Quizá mañana, o
dentro de tres vidas, todo sea frío, el hielo habite cada milímetro de los
pensamientos, y hasta las ramas de los árboles estén calcinadas por ese helor
propio de los casquetes polares, anticipos de la muerte, del vacío, de la nada.
Quizá, o no…
Pero eso hoy no importa.
Hoy importa, sólo importa que, a pesar de la
temperatura gélida de la jornada, el corazón ha latido pleno y feliz, cálidas
pulsaciones provocadas por las llamas de la chimenea chisporroteante de la
fraternidad.
Comprobar que la sintonía es casi unísona a
pesar de que cada uno pulsemos un instrumento diferente, gratifica hasta el
extremo de la armonía.
Son palabras éstas, bien lo sé, que provocarían
sonrisas entre quienes saben que la existencia es otra cosa tan compleja, tan
dura, tan llena de dificultades, como lobos hambrientos, y, al mismo tiempo, tan importantísimas y transcendentales…

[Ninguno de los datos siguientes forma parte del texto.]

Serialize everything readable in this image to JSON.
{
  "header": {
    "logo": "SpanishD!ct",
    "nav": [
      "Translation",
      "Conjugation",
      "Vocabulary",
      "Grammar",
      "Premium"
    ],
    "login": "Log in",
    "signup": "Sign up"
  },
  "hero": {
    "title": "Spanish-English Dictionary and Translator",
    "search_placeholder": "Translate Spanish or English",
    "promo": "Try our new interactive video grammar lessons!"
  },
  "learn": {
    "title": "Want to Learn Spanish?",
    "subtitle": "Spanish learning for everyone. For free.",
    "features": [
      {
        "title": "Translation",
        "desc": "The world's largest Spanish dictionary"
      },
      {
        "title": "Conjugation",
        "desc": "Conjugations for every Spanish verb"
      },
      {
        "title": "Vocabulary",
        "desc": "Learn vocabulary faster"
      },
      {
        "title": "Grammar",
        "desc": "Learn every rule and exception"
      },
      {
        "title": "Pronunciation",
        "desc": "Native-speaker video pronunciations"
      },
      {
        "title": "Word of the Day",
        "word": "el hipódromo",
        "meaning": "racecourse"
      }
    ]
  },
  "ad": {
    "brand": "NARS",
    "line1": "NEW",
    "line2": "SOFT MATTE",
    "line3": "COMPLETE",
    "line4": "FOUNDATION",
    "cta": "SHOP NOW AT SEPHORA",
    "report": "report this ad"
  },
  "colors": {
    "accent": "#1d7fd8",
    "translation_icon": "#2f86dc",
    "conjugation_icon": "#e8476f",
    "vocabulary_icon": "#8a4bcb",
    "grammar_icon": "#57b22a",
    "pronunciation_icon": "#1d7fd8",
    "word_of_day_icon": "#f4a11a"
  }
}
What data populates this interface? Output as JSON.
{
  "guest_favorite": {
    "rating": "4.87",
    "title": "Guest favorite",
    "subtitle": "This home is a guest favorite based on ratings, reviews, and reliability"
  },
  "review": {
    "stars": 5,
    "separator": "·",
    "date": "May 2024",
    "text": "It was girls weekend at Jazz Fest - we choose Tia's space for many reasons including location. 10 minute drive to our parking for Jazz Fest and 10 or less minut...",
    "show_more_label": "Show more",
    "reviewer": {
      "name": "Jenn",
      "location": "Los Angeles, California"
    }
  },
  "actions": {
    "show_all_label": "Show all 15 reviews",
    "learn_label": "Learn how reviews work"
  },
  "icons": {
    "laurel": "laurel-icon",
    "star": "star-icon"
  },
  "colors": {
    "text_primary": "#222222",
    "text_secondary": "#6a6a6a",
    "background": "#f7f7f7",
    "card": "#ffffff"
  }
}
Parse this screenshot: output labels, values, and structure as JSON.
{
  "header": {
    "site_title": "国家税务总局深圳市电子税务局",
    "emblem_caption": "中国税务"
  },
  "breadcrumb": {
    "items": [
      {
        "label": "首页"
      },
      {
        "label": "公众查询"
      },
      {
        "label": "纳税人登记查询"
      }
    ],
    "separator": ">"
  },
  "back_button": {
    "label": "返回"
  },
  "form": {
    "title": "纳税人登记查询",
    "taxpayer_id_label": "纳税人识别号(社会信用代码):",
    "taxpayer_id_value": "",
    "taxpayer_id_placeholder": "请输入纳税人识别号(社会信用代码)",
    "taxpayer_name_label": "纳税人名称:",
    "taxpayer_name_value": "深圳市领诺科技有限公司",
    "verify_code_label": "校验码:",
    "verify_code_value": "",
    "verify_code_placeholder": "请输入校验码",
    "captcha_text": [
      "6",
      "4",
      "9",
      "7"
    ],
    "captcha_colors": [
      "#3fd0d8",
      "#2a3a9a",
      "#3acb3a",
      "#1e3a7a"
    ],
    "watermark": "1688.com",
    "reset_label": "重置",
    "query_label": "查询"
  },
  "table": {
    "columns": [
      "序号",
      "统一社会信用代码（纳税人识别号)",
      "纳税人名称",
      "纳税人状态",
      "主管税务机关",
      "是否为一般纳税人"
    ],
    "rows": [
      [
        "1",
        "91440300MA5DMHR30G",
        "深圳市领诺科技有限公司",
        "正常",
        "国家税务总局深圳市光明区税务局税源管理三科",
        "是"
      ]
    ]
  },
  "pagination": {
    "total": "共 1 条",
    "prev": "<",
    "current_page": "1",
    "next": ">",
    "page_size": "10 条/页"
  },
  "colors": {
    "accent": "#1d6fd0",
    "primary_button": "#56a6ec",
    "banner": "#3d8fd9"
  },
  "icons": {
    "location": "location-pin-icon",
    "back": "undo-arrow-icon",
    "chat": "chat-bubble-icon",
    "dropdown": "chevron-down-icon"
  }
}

Pero, algunas veces, conviene recordar dónde
está lo esencial, en qué consiste lo que merece la pena… Como bien saben los
jardineros y los agricultores, para que una planta crezca robusta y dé su fruto
a tiempo, es necesario podar y quitar todo aquello que estorbe para que lo
fundamental no se pierda o perviva.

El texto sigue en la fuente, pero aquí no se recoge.